Archive for February 2008

Semantic Radar for Firefox Supports RDFa

Semantic Radar is a semantic metadata detector for Mozilla Firefox.
It is a browser extension which inspects web pages for links to Semantic Web metadata and shows an icon in the browser’s status bar when it finds any. Currently it supports RDF autodiscovery (SIOC, FOAF, DOAP and any type) and RDFa metadata detection.


RDFa goes to Last Call

The Semantic Web Deployment Working Group and the XHTML 2 Working Group of the W3C have jointly published the Last Call Working Draft of RDFa in XHTML: Syntax and Processing. Comments are welcome through 21 March.


RDFa outreach at SXSWi

Christopher St. John is suggesting getting together for a RDFa-outreach dinner in Dallas sometime over the next week or so in combination with the South by South West Interactive (SXSWi) conference. If you are interested, drop him a line.


Yahoo Microsearch supports RDFa

The new experimental Yahoo Microsearch supports RDFa marked-up pages. For instance, searching for Ivan Herman shows his location on a map, and several predicates he uses on his home page. such as ‘formatted name’ and ‘holds account’, appear in the search results.


Large RDFa dataset deployed

A couple of days ago, riese (RDFizing and Interlinking the EuroStat Data Set Effort) has been launched; it aims at serving the entire statistical data available via Eurostat (some 3 billion triple).

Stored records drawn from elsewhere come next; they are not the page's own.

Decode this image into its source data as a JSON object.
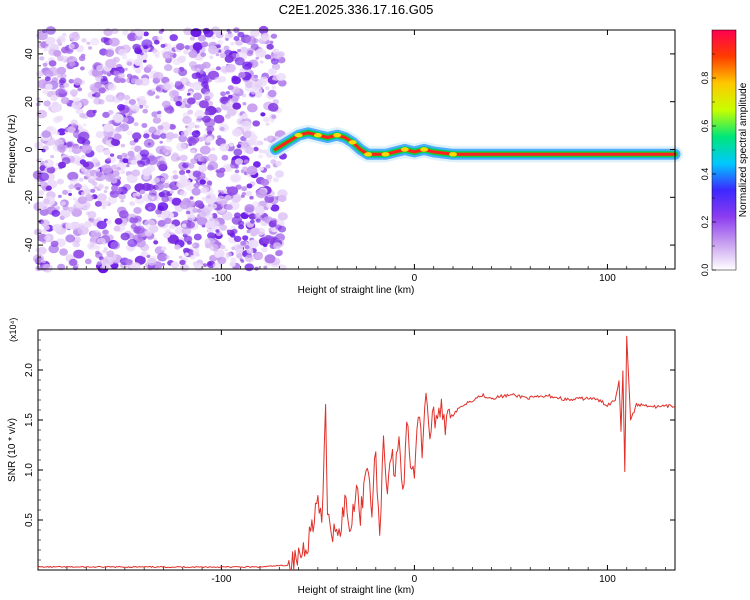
{
  "figure": {
    "title": "C2E1.2025.336.17.16.G05"
  },
  "chart_data": [
    {
      "type": "heatmap",
      "title": "C2E1.2025.336.17.16.G05",
      "xlabel": "Height of straight line (km)",
      "ylabel": "Frequency (Hz)",
      "xlim": [
        -195,
        135
      ],
      "ylim": [
        -50,
        50
      ],
      "xticks": [
        -100,
        0,
        100
      ],
      "yticks": [
        -40,
        -20,
        0,
        20,
        40
      ],
      "noise_region_x": [
        -195,
        -68
      ],
      "ridge": {
        "x": [
          -72,
          -66,
          -60,
          -55,
          -50,
          -45,
          -40,
          -36,
          -32,
          -28,
          -24,
          -20,
          -15,
          -10,
          -5,
          0,
          5,
          10,
          20,
          40,
          60,
          80,
          100,
          110,
          120,
          135
        ],
        "freq": [
          0,
          3,
          6,
          7,
          6,
          5,
          6,
          5,
          3,
          0,
          -2,
          -2,
          -2,
          -1,
          0,
          -1,
          0,
          -1,
          -2,
          -2,
          -2,
          -2,
          -2,
          -2,
          -2,
          -2
        ]
      },
      "colorbar": {
        "label": "Normalized spectral amplitude",
        "ticks": [
          "0.0",
          "0.2",
          "0.4",
          "0.6",
          "0.8"
        ],
        "tick_values": [
          0.0,
          0.2,
          0.4,
          0.6,
          0.8
        ],
        "range": [
          0,
          1
        ],
        "colors": [
          "#ffffff",
          "#c8a0f0",
          "#8c3cf0",
          "#3c28ff",
          "#00c8ff",
          "#00e678",
          "#c8ff00",
          "#ffc800",
          "#ff3c00",
          "#ff0050"
        ]
      }
    },
    {
      "type": "line",
      "xlabel": "Height of straight line (km)",
      "ylabel": "SNR (10 * v/v)",
      "yscale_label": "(x10⁴)",
      "xlim": [
        -195,
        135
      ],
      "ylim": [
        0,
        2.4
      ],
      "xticks": [
        -100,
        0,
        100
      ],
      "yticks": [
        0.5,
        1.0,
        1.5,
        2.0
      ],
      "ytick_labels": [
        "0.5",
        "1.0",
        "1.5",
        "2.0"
      ],
      "series": [
        {
          "name": "SNR",
          "color": "#e0302a",
          "x": [
            -195,
            -150,
            -100,
            -80,
            -65,
            -60,
            -55,
            -50,
            -48,
            -46,
            -45,
            -43,
            -41,
            -39,
            -36,
            -33,
            -30,
            -28,
            -25,
            -22,
            -20,
            -18,
            -16,
            -14,
            -12,
            -10,
            -8,
            -6,
            -4,
            -2,
            0,
            2,
            4,
            6,
            8,
            10,
            12,
            14,
            16,
            18,
            20,
            25,
            30,
            35,
            40,
            50,
            60,
            70,
            80,
            90,
            95,
            100,
            104,
            106,
            107,
            108,
            109,
            110,
            112,
            115,
            120,
            125,
            135
          ],
          "y": [
            0.03,
            0.03,
            0.03,
            0.03,
            0.05,
            0.12,
            0.3,
            0.7,
            0.4,
            1.6,
            0.6,
            0.25,
            0.5,
            0.35,
            0.7,
            0.4,
            0.9,
            0.5,
            1.1,
            0.6,
            1.2,
            0.3,
            1.35,
            0.8,
            1.2,
            0.9,
            1.4,
            0.7,
            1.5,
            1.1,
            1.0,
            1.6,
            1.2,
            1.85,
            1.3,
            1.6,
            1.4,
            1.7,
            1.45,
            1.65,
            1.55,
            1.65,
            1.7,
            1.75,
            1.72,
            1.75,
            1.72,
            1.74,
            1.7,
            1.72,
            1.7,
            1.65,
            1.7,
            1.9,
            1.4,
            2.0,
            1.0,
            2.35,
            1.5,
            1.65,
            1.65,
            1.63,
            1.64
          ]
        }
      ]
    }
  ]
}
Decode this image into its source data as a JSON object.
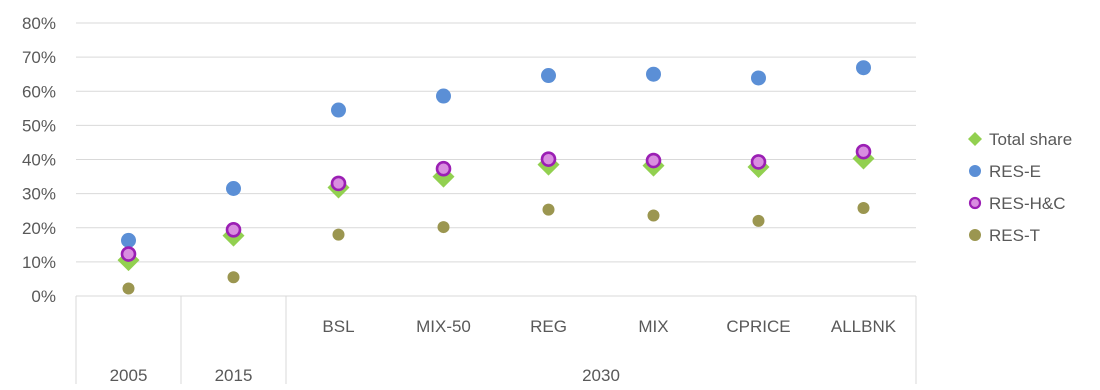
{
  "chart_data": {
    "type": "scatter",
    "categories": [
      "2005",
      "2015",
      "BSL",
      "MIX-50",
      "REG",
      "MIX",
      "CPRICE",
      "ALLBNK"
    ],
    "category_groups": [
      {
        "label": "2005",
        "members": [
          "2005"
        ]
      },
      {
        "label": "2015",
        "members": [
          "2015"
        ]
      },
      {
        "label": "2030",
        "members": [
          "BSL",
          "MIX-50",
          "REG",
          "MIX",
          "CPRICE",
          "ALLBNK"
        ]
      }
    ],
    "y_ticks": [
      "0%",
      "10%",
      "20%",
      "30%",
      "40%",
      "50%",
      "60%",
      "70%",
      "80%"
    ],
    "ylim": [
      0,
      80
    ],
    "grid": true,
    "legend_position": "right",
    "series": [
      {
        "name": "Total share",
        "marker": "diamond",
        "color": "#92d050",
        "values": [
          10.5,
          17.7,
          31.8,
          35.0,
          38.5,
          38.2,
          37.8,
          40.3
        ]
      },
      {
        "name": "RES-E",
        "marker": "circle",
        "color": "#5b8fd6",
        "values": [
          16.3,
          31.5,
          54.5,
          58.6,
          64.6,
          65.0,
          63.9,
          66.9
        ]
      },
      {
        "name": "RES-H&C",
        "marker": "ring",
        "color": "#d98ee0",
        "stroke": "#9b1fb4",
        "values": [
          12.3,
          19.4,
          33.0,
          37.3,
          40.1,
          39.7,
          39.3,
          42.3
        ]
      },
      {
        "name": "RES-T",
        "marker": "circle",
        "color": "#9b9650",
        "values": [
          2.2,
          5.5,
          18.0,
          20.2,
          25.3,
          23.6,
          22.0,
          25.8
        ]
      }
    ]
  }
}
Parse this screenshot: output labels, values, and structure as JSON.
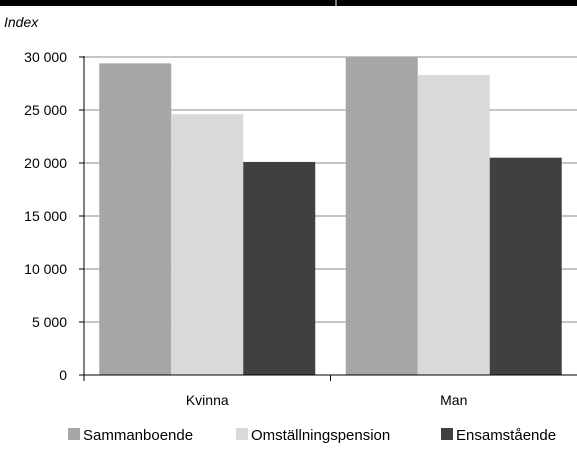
{
  "chart_data": {
    "type": "bar",
    "ylabel": "Index",
    "categories": [
      "Kvinna",
      "Man"
    ],
    "series": [
      {
        "name": "Sammanboende",
        "values": [
          29400,
          30000
        ],
        "color": "#a6a6a6"
      },
      {
        "name": "Omställningspension",
        "values": [
          24600,
          28300
        ],
        "color": "#d9d9d9"
      },
      {
        "name": "Ensamstående",
        "values": [
          20100,
          20500
        ],
        "color": "#404040"
      }
    ],
    "ylim": [
      0,
      30000
    ],
    "yticks": [
      0,
      5000,
      10000,
      15000,
      20000,
      25000,
      30000
    ],
    "ytick_labels": [
      "0",
      "5 000",
      "10 000",
      "15 000",
      "20 000",
      "25 000",
      "30 000"
    ],
    "grid": true,
    "legend": "bottom",
    "top_bar_color": "#000000",
    "grid_color": "#8c8c8c"
  }
}
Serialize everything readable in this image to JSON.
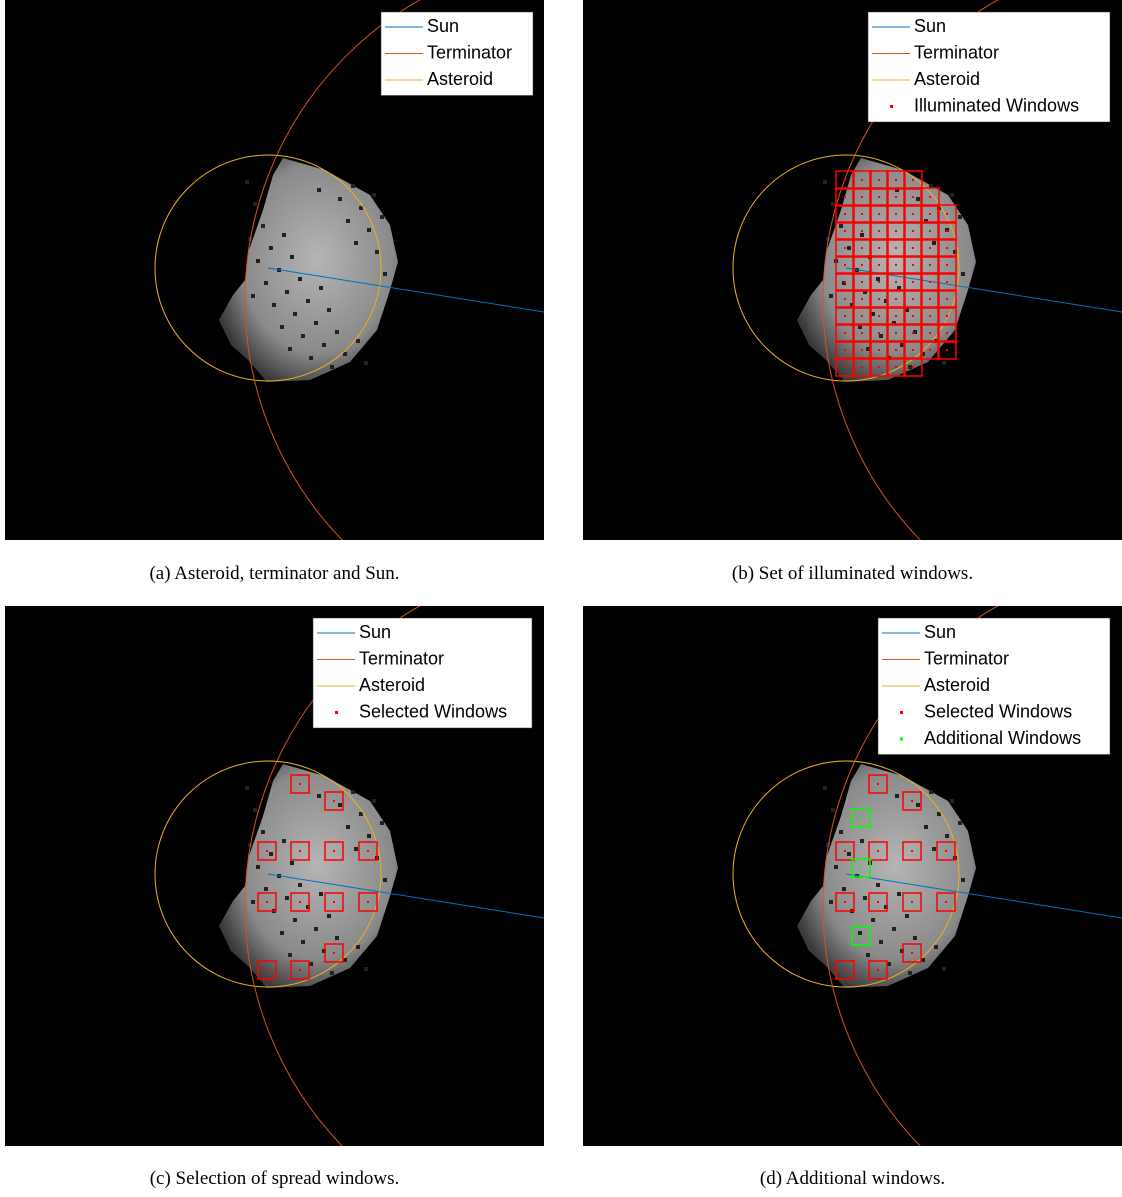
{
  "panels": [
    {
      "caption": "(a) Asteroid, terminator and Sun.",
      "legend": [
        {
          "label": "Sun",
          "color": "#0072bd",
          "marker": "line"
        },
        {
          "label": "Terminator",
          "color": "#d95319",
          "marker": "line"
        },
        {
          "label": "Asteroid",
          "color": "#edb120",
          "marker": "line"
        }
      ]
    },
    {
      "caption": "(b) Set of illuminated windows.",
      "legend": [
        {
          "label": "Sun",
          "color": "#0072bd",
          "marker": "line"
        },
        {
          "label": "Terminator",
          "color": "#d95319",
          "marker": "line"
        },
        {
          "label": "Asteroid",
          "color": "#edb120",
          "marker": "line"
        },
        {
          "label": "Illuminated Windows",
          "color": "#ff0000",
          "marker": "dot"
        }
      ]
    },
    {
      "caption": "(c) Selection of spread windows.",
      "legend": [
        {
          "label": "Sun",
          "color": "#0072bd",
          "marker": "line"
        },
        {
          "label": "Terminator",
          "color": "#d95319",
          "marker": "line"
        },
        {
          "label": "Asteroid",
          "color": "#edb120",
          "marker": "line"
        },
        {
          "label": "Selected Windows",
          "color": "#ff0000",
          "marker": "dot"
        }
      ]
    },
    {
      "caption": "(d) Additional windows.",
      "legend": [
        {
          "label": "Sun",
          "color": "#0072bd",
          "marker": "line"
        },
        {
          "label": "Terminator",
          "color": "#d95319",
          "marker": "line"
        },
        {
          "label": "Asteroid",
          "color": "#edb120",
          "marker": "line"
        },
        {
          "label": "Selected Windows",
          "color": "#ff0000",
          "marker": "dot"
        },
        {
          "label": "Additional Windows",
          "color": "#00ff00",
          "marker": "dot"
        }
      ]
    }
  ]
}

Currently, riese is the largest known deployment of XHTML+RDFa content on the Web (some 5 million triple). In riese, several vocabularies are in use: From AtomOwl (for data updates) over DOAP (self-description of the project) to SKOS (hierarchical order of themes).

The riese Semantic Web application is a good-practice implementation of several of the Semantic Web Deployment WG, such as RDFa, SKOS, but also Best Practice Recipes for Publishing RDF Vocabularies (for riese’s schemas). Last but not least, riese is a contribution to the linked-data initiative, where the aim is to create semantic links between open datasets available on the Web.


The Future of RDFa

Bob DuCharme has posted an excellent analysis of the value of RDFa and how it compares to microformats.